Os mais incautos pensam que nunca lhes irá acontecer. Que uma vez entrando, conseguirão sair quando quiserem, porquea eles nunca lhes afectará a vontade, nem lhes aprisionará a alma.É possível viver-se essa experiência e sair-se incólume, na mesma, como se nada se tivesse passado, pensam.
Na verdade, toda a gente à nossa volta parece tanto querer experimentar, que o acto se reveste de uma quase normalidade. Conhecem-se algumas pessoas que experimentaram. Invariavelmente, achamo-las diferentes. Mas como nada na lei diz que o que fazem ou a forma como se comportam é proibido, tudo corre a seu favor. Pelo contrário, em muitos meios até se veicula a imagem de que aquela postura é a certa, num mundo onde ou se “mata” ou se “morre”.
A forma como está estruturada a nossa sociedade, começando na escola e acabando no mundo do trabalho, a todos encaminha para aí, a avaliar pelos comportamentos que vemos ser premiados e reforçados positivamente no nosso percurso. Vamos sendo preparados para ele, dizendo-nos que é o único objectivo de vida que tem valor transaccionável, sem que se por acaso o conseguirmos alcançar nos tenham depois dado as ferramentas que nos permitam com o mesmo.

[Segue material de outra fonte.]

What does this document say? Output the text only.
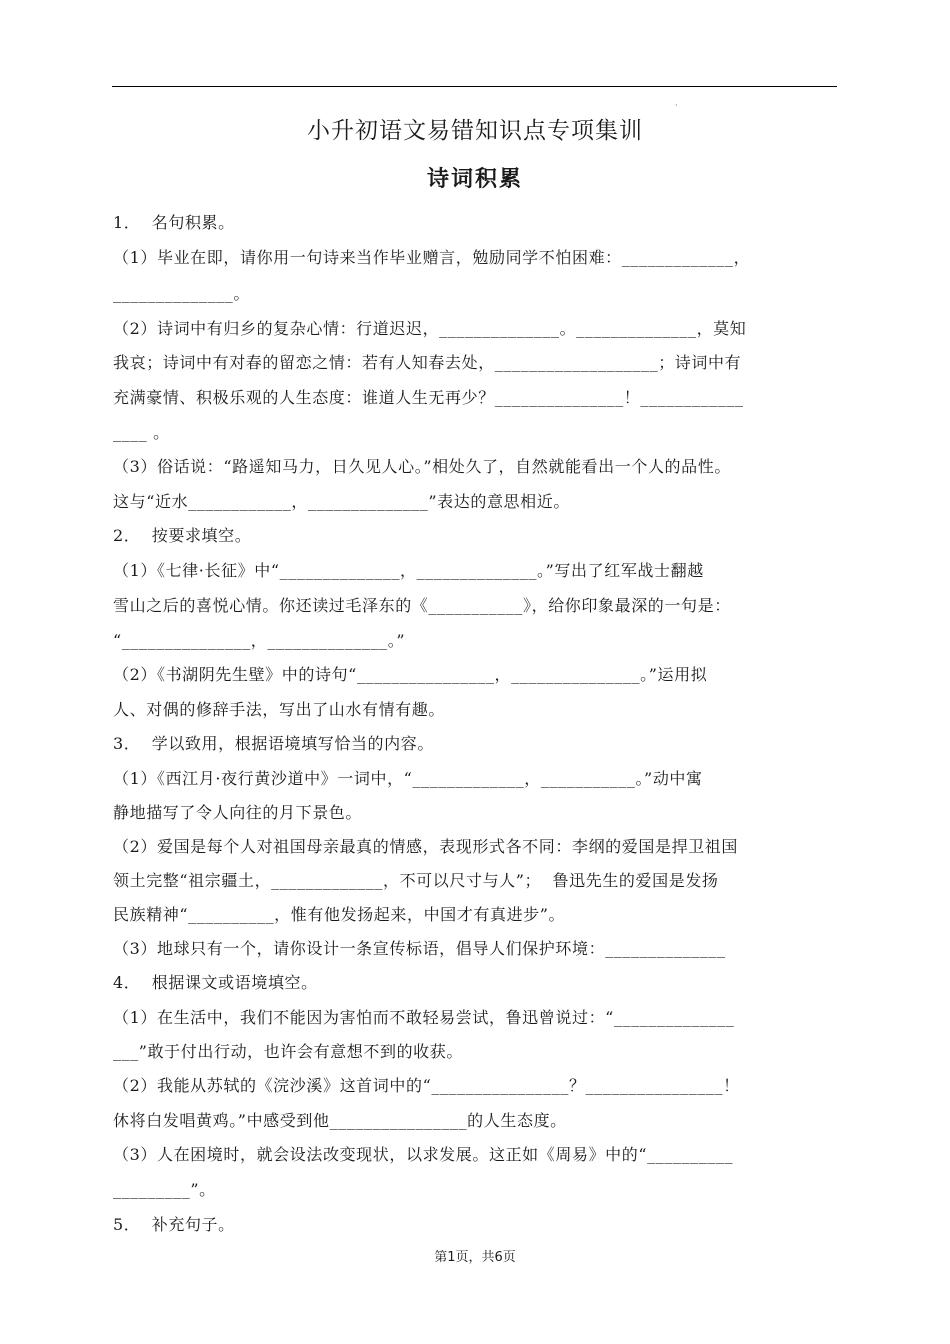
·
小升初语文易错知识点专项集训
诗词积累
1．  名句积累。
（1）毕业在即，请你用一句诗来当作毕业赠言，勉励同学不怕困难：_____________，
______________。
（2）诗词中有归乡的复杂心情：行道迟迟，______________。______________，莫知
我哀；诗词中有对春的留恋之情：若有人知春去处，___________________；诗词中有
充满豪情、积极乐观的人生态度：谁道人生无再少？_______________！____________
____ 。
（3）俗话说：“路遥知马力，日久见人心。”相处久了，自然就能看出一个人的品性。
这与“近水____________，______________”表达的意思相近。
2．  按要求填空。
（1）《七律·长征》中“______________，______________。”写出了红军战士翻越
雪山之后的喜悦心情。你还读过毛泽东的《___________》，给你印象最深的一句是：
“_______________，______________。”
（2）《书湖阴先生壁》中的诗句“________________，_______________。”运用拟
人、对偶的修辞手法，写出了山水有情有趣。
3．  学以致用，根据语境填写恰当的内容。
（1）《西江月·夜行黄沙道中》一词中，“_____________，___________。”动中寓
静地描写了令人向往的月下景色。
（2）爱国是每个人对祖国母亲最真的情感，表现形式各不同：李纲的爱国是捍卫祖国
领土完整“祖宗疆土，_____________，不可以尺寸与人”；  鲁迅先生的爱国是发扬
民族精神“__________，惟有他发扬起来，中国才有真进步”。
（3）地球只有一个，请你设计一条宣传标语，倡导人们保护环境：______________
4．  根据课文或语境填空。
（1）在生活中，我们不能因为害怕而不敢轻易尝试，鲁迅曾说过：“______________
___”敢于付出行动，也许会有意想不到的收获。
（2）我能从苏轼的《浣沙溪》这首词中的“________________？________________！
休将白发唱黄鸡。”中感受到他________________的人生态度。
（3）人在困境时，就会设法改变现状，以求发展。这正如《周易》中的“__________
_________”。
5．  补充句子。
第1页，共6页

Temos de ter sucesso. O ser-se bem-sucedido é a cenoura que se agita frente aos nossos olhos e que nos obriga a correr sem parar para pensar. O poder que o sucesso nos traz é inebriante. A influência que faz sentir sobre nós é subtil, a princípio. Gostamos dos elogios, dos salamaleques. É bom sentir que a nossa vontade
é imediatamente atendida, sem perguntas ou dúvidas.
O pequeno ditador que está hibernado dentro de nós sem que saibamos da sua existência, começa a acordar do sono. Não é difícil perceber por que preferimos um mundo onde tudo é feito da forma como queremos, a um mundo onde não conseguimos fazer vingar a nossa voz, por mais que tentemos. Inevitavelmente pensamos que se todos atendem os nossos pedidos, se elogiam as nossas ideias, então só poderemos estar certos. Julgamos deter o dom da genialidade e da infalibilidade. Sentimos que podemos moldar o mundo à nossa medida e gostamos da sensação.
Não queremos abdicar disso nunca. Fazemos mais e mais e mais por ter cada vez maior poder, maior alcance, maior preponderância na vida dos outros. Trata-se, sobretudo, de ter um papel na vida dos outros.
E depois percebemos que tudo isto, toda esta luta por sucesso e por poder, não passa de uma demonstração da mais básica condição humana: a necessidade de pertença e de aceitação. Mal guiadas e cuidadas, estas inquietações podem levar-nos por caminhos que se revelam atalhos. E, irremediavelmente, o que recebemos em troca não é pertença, ou sequer aceitação. São sucedâneos.
Porque não é através da afirmação pela superioridade que poderemos alguma vez aproximarmo-nos dos outros. Será, antes, pelo reconhecimento daquilo que nos une que se construirá o respeito obrigatório ao estabelecimento de relações humanas positivas.
Mas como quem detém poder muitas vezes se encontra inebriado pela sua própria imagem e condição de sucesso, fatalmente acontece que só depois, quando o poder se vai embora para outras paragens, se lamenta o tempo e energia desperdiçados,
O poder é nómada. Quem entre na sua arena terá de perceber isso. Umas vezes está connosco, noutras parte à descoberta de outros quintais. Às vezes, volta e vai permanecendo, mais forte ou mais fraco, por muitos anos. Até ao dia em que se ausenta totalmente.
Se não tivermos sabido manter uma relação sadia com ele (como tão poucos de nós saberão fazer, mercê do charme encantatório que nos leva ao engano), sobrar-nos-á o vazio.
Talvez o maior sucesso e poder esteja no facto de nos conseguirmos aceitar e pertencer a nós próprios. E aí começa a difícil tarefa para a qual ninguém nos prepara.